No Brasil, o horror escancara-se dentro das salas das casas através de programas de televisão. Esses programas geralmente são exibidos quase no fim da tarde, talvez para poder capturar as pessoas voltando do trabalho, cansadas e irritadas com a frialdade da rotina. As multidões demoradas chegam em casa com fome e assistem às injustiças em imagem digital. Agora, quase às 18 horas, com aquela voz que parece empostada, mas não é – é a voz natural do apresentador, é ele mesmo quem fala sobre o caso de um rapaz que assassinou uma moça por ciúmes doentios. Este caso, assim como todos os outros casos que este programa mostra, é o que alguns chamam de “extremos”.

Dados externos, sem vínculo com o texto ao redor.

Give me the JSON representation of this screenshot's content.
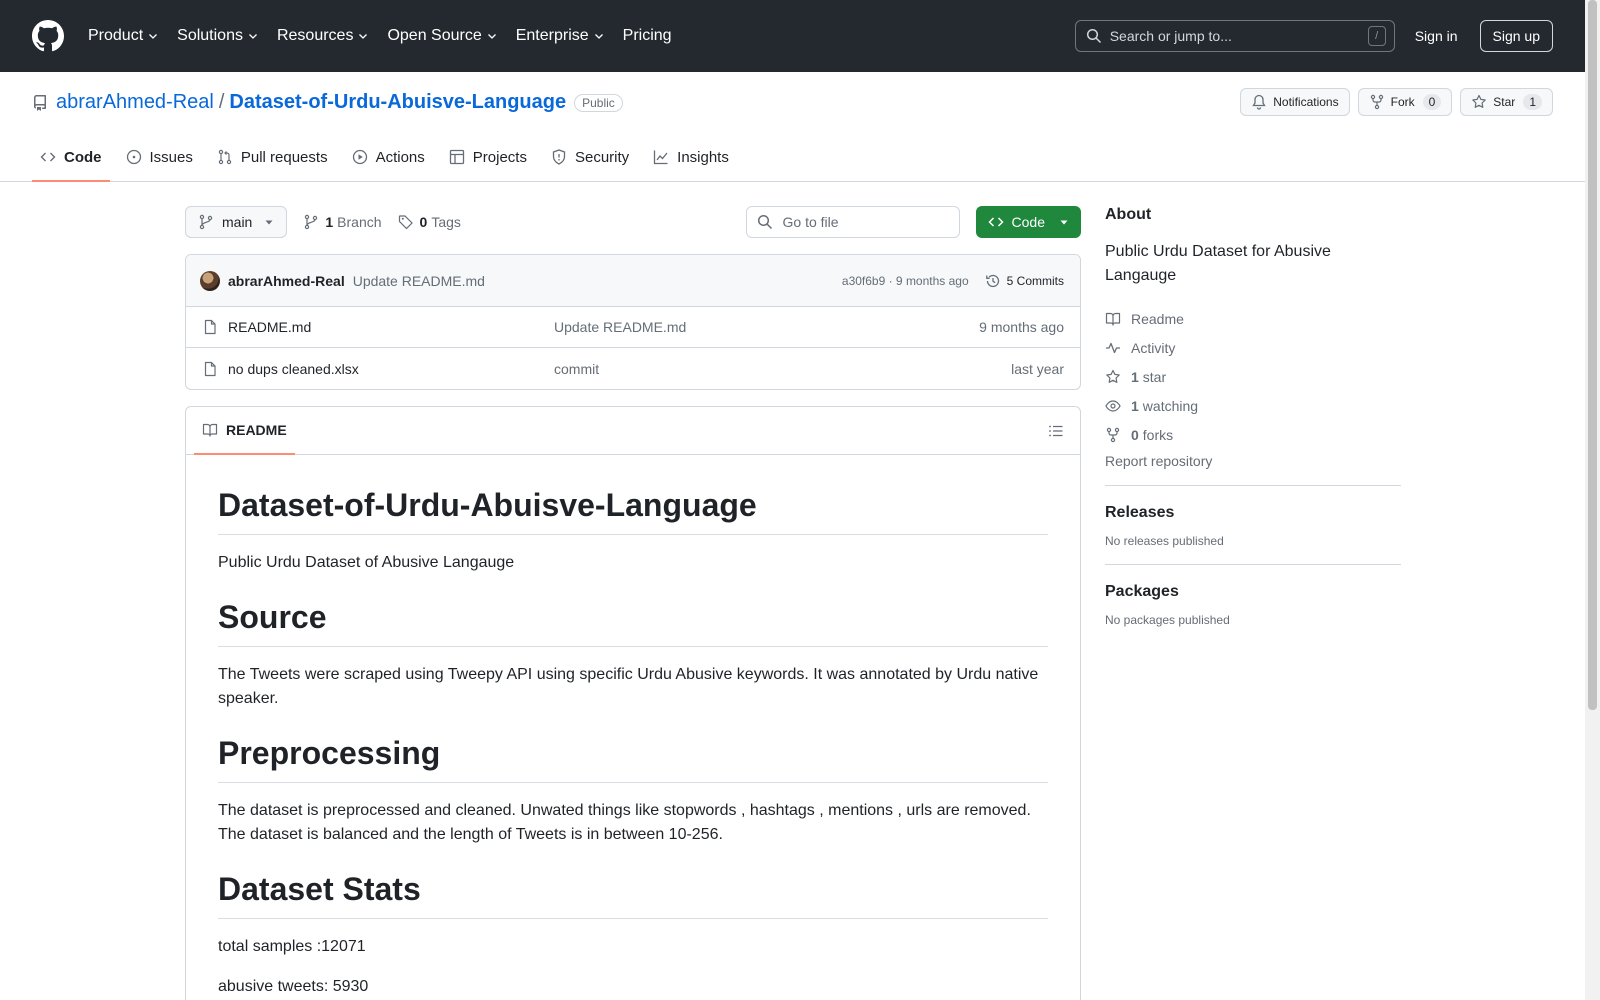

Muitos dos meus amigos intelectuais abominam programas dessa natureza, que mostram casos “extremos”. “Sensacionalista!”, eles bradam. Não dá para deixar de notar que são estes mesmos amigos intelectuais que vivem afirmando que nas redes sociais, como o Facebook, tudo é bonito e todas as pessoas são sempre boas, e por isso a rede vira um saco. Eles querem que se mostre algo de verdadeiro, de ruim, algo diferente da monotonia das fotos de sorrisos e declarações de amor faltantes de gramática básica. No Facebook, é um pedido, mas na televisão não pode. Eles detestam o tipo de programa de tevê que só mostra, nas palavras deles, “violência gratuita”.

Com atenção, então, acompanho o programa. A mãe da vítima é entrevistada, bem como os irmãos, a amiga. É de se chorar. Mas eu, assim como os meus amigos intelectuais, tenho o controle remoto nas mãos, posso mudar de canal. Penso, então, na mãe daquela vítima. Poderia ela mudar de canal na própria vida? Dar um rewind até o momento em que a tragédia não havia acontecido, e então viver calmamente com a filha viva? Para aquela mãe, que não consegue falar direito porque os soluços do choro não deixam, o caso não é extremo, não é sensacionalista. Não é algo que vemos na tevê e nos dispara aquele pensamento, pequeno e secreto, de que coisas como aquelas jamais acontecerão conosco. Para ela isso aconteceu, é a realidade. E é para sempre que o túmulo frio de um cemitério será a cama gelada em que a filha vai dormir através do eterno. Os mortos não têm redução de pena por bom comportamento.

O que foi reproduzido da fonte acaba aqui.